Other estimated impacts on natural resource use from a shift from the Baseline to the Healthy American diet include:

  • A 3-percent decline in the use of fossil fuels—about equal to the average annual gasoline consumption of 3 million cars in 2015;
  • A minimal decline in the use of air to store diet-related greenhouse gases (about 0.4 percent) as emissions reductions from the production of sugars, sweets, and soft drinks are offset by increased emissions from dairy, fruit, vegetable, and nut production;
  • A 9-pecent decline in the use of forest products, with most of the savings coming from the processing and packaging stage of the food system. This reduction is equivalent to 11 percent of total U.S. timber product production in 2007; and
  • An increase of 16 percent in freshwater withdrawals to grow the larger quantities of fruits, vegetables, legumes, nuts, seeds, and dairy products consumed in the Healthy American diet.
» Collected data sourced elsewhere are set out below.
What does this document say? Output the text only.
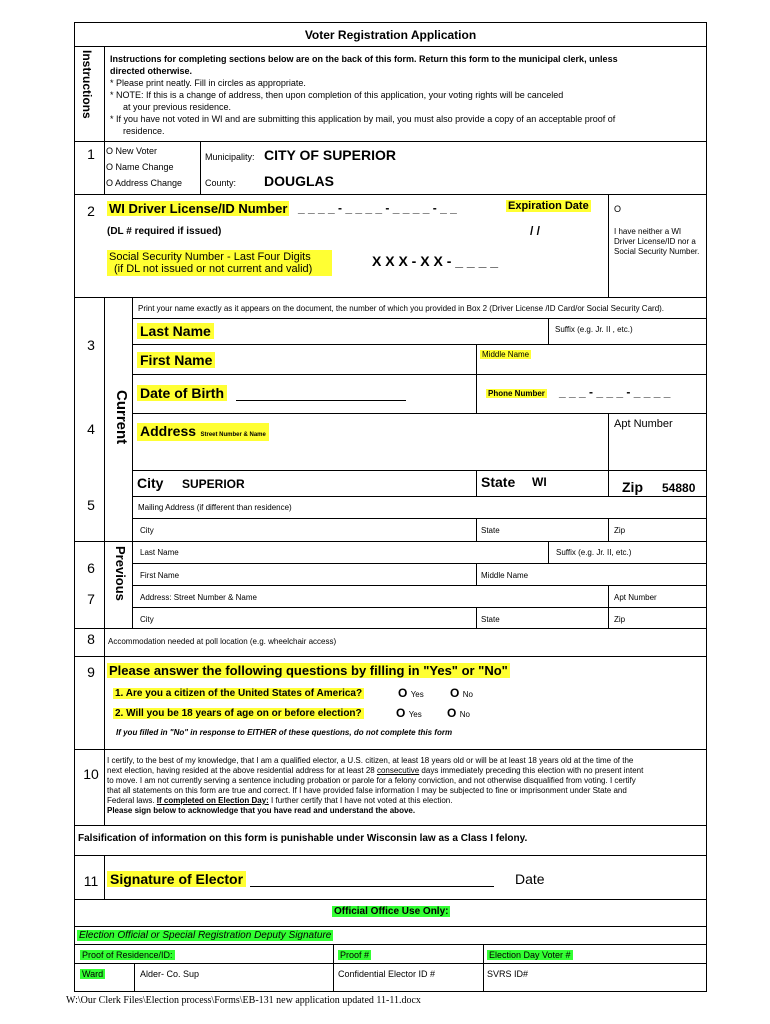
Voter Registration Application
Instructions Instructions for completing sections below are on the back of this form. Return this form to the municipal clerk, unless
directed otherwise.
* Please print neatly. Fill in circles as appropriate.
* NOTE: If this is a change of address, then upon completion of this application, your voting rights will be canceled
at your previous residence.
* If you have not voted in WI and are submitting this application by mail, you must also provide a copy of an acceptable proof of
residence.
1	O New Voter
O Name Change
O Address Change
Municipality: CITY OF SUPERIOR
County: DOUGLAS
2	WI Driver License/ID Number _ _ _ _ - _ _ _ _ - _ _ _ _ - _ _
(DL # required if issued)
Expiration Date
/ /
O
I have neither a WI Driver License/ID nor a Social Security Number.
Social Security Number - Last Four Digits
(if DL not issued or not current and valid)	X X X - X X - _ _ _ _
Current
Print your name exactly as it appears on the document, the number of which you provided in Box 2 (Driver License /ID Card/or Social Security Card).
3
Last Name	Suffix (e.g. Jr. II , etc.)
First Name	Middle Name
Date of Birth	Phone Number _ _ _ - _ _ _ - _ _ _ _
4	Address Street Number & Name
Apt Number
City SUPERIOR	State WI	Zip 54880
5	Mailing Address (if different than residence)
City	State	Zip
Previous
6
Last Name	Suffix (e.g. Jr. II, etc.)
First Name	Middle Name
7	Address: Street Number & Name	Apt Number
City	State	Zip
8	Accommodation needed at poll location (e.g. wheelchair access)
9	Please answer the following questions by filling in "Yes" or "No"
1. Are you a citizen of the United States of America?	O Yes O No
2. Will you be 18 years of age on or before election?	O Yes O No
If you filled in "No" in response to EITHER of these questions, do not complete this form
10
I certify, to the best of my knowledge, that I am a qualified elector, a U.S. citizen, at least 18 years old or will be at least 18 years old at the time of the
next election, having resided at the above residential address for at least 28 consecutive days immediately preceding this election with no present intent
to move. I am not currently serving a sentence including probation or parole for a felony conviction, and not otherwise disqualified from voting. I certify
that all statements on this form are true and correct. If I have provided false information I may be subjected to fine or imprisonment under State and
Federal laws. If completed on Election Day: I further certify that I have not voted at this election.
Please sign below to acknowledge that you have read and understand the above.
Falsification of information on this form is punishable under Wisconsin law as a Class I felony.
11 Signature of Elector	Date
Official Office Use Only:
Election Official or Special Registration Deputy Signature
Proof of Residence/ID:	Proof #	Election Day Voter #
Ward	Alder- Co. Sup	Confidential Elector ID #	SVRS ID#
W:\Our Clerk Files\Election process\Forms\EB-131 new application updated 11-11.docx
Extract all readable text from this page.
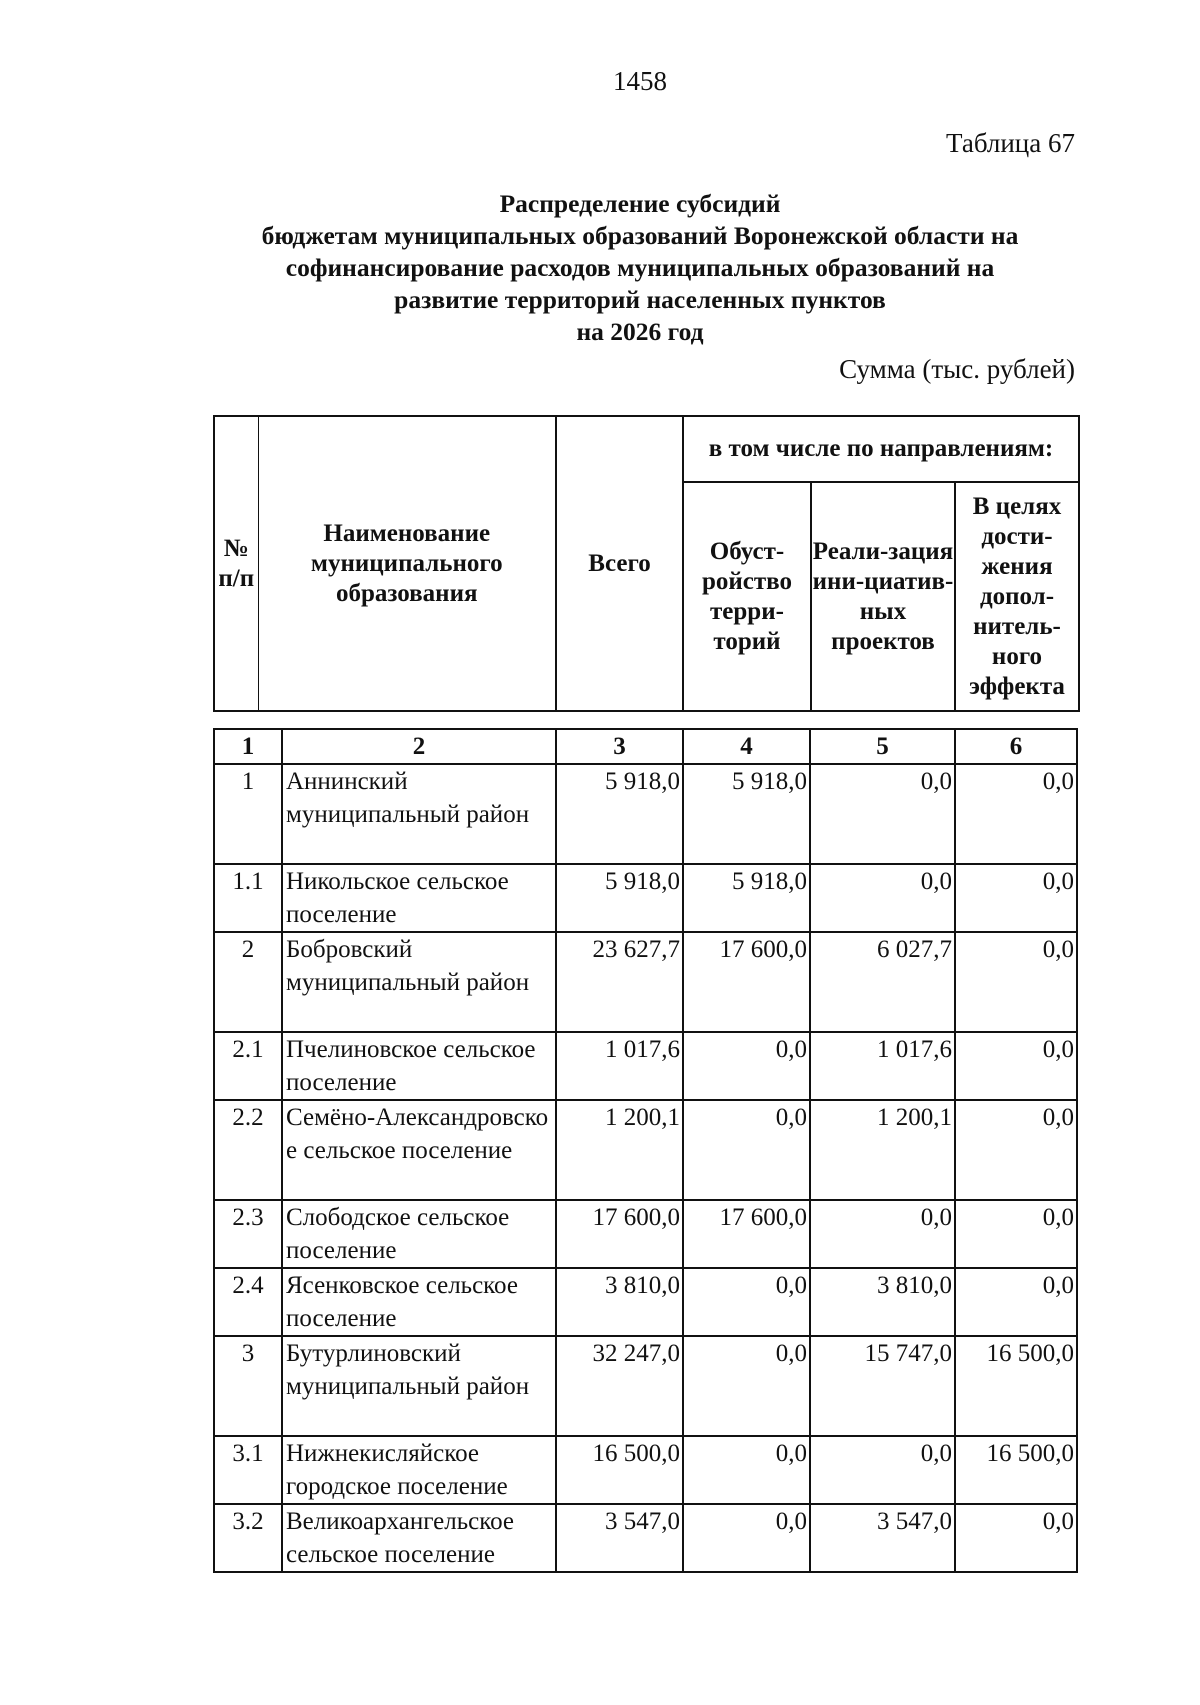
1458
Таблица 67
Распределение субсидий
бюджетам муниципальных образований Воронежской области на
софинансирование расходов муниципальных образований на
развитие территорий населенных пунктов
на 2026 год
Сумма (тыс. рублей)
№ п/п	Наименование муниципального образования	Всего	в том числе по направлениям:		
			Обуст-ройство терри-торий	Реали-зация ини-циатив-ных проектов	В целях дости-жения допол-нитель-ного эффекта
1	2	3	4	5	6
1	Аннинский муниципальный район	5 918,0	5 918,0	0,0	0,0
1.1	Никольское сельское поселение	5 918,0	5 918,0	0,0	0,0
2	Бобровский муниципальный район	23 627,7	17 600,0	6 027,7	0,0
2.1	Пчелиновское сельское поселение	1 017,6	0,0	1 017,6	0,0
2.2	Семёно-Александровское сельское поселение	1 200,1	0,0	1 200,1	0,0
2.3	Слободское сельское поселение	17 600,0	17 600,0	0,0	0,0
2.4	Ясенковское сельское поселение	3 810,0	0,0	3 810,0	0,0
3	Бутурлиновский муниципальный район	32 247,0	0,0	15 747,0	16 500,0
3.1	Нижнекисляйское городское поселение	16 500,0	0,0	0,0	16 500,0
3.2	Великоархангельское сельское поселение	3 547,0	0,0	3 547,0	0,0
This 16-percent increase translates to an additional withdrawal of 12.1 billion gallons of freshwater per day. Acquiring additional freshwater could prove particularly challenging for the arid Western part of the United States where a significant share of U.S. fruits, vegetables, and nuts are grown.


The ERS study found mixed impacts on the five natural resources if Americans were to adopt a diet in keeping with the Dietary Guidelines for Americans. Use of agricultural land, fossil fuels, and forest products would decrease, while freshwater withdrawals would increase. Use of air as a repository for diet-related greenhouse gas emissions would remain essentially unchanged if all Americans, on average, shifted to the Healthy American diet. These findings are informative in considering resource requirements of food demand in the United States. A more complete assessment of resource requirements for future U.S. food demand would need to incorporate population growth or decline and changes in the technologies used to produce and market the foods that consumers demand.

Errata: On September 15, 2020, this article was revised to correctly identify the units for greenhouse gasses as metric tons throughout the article.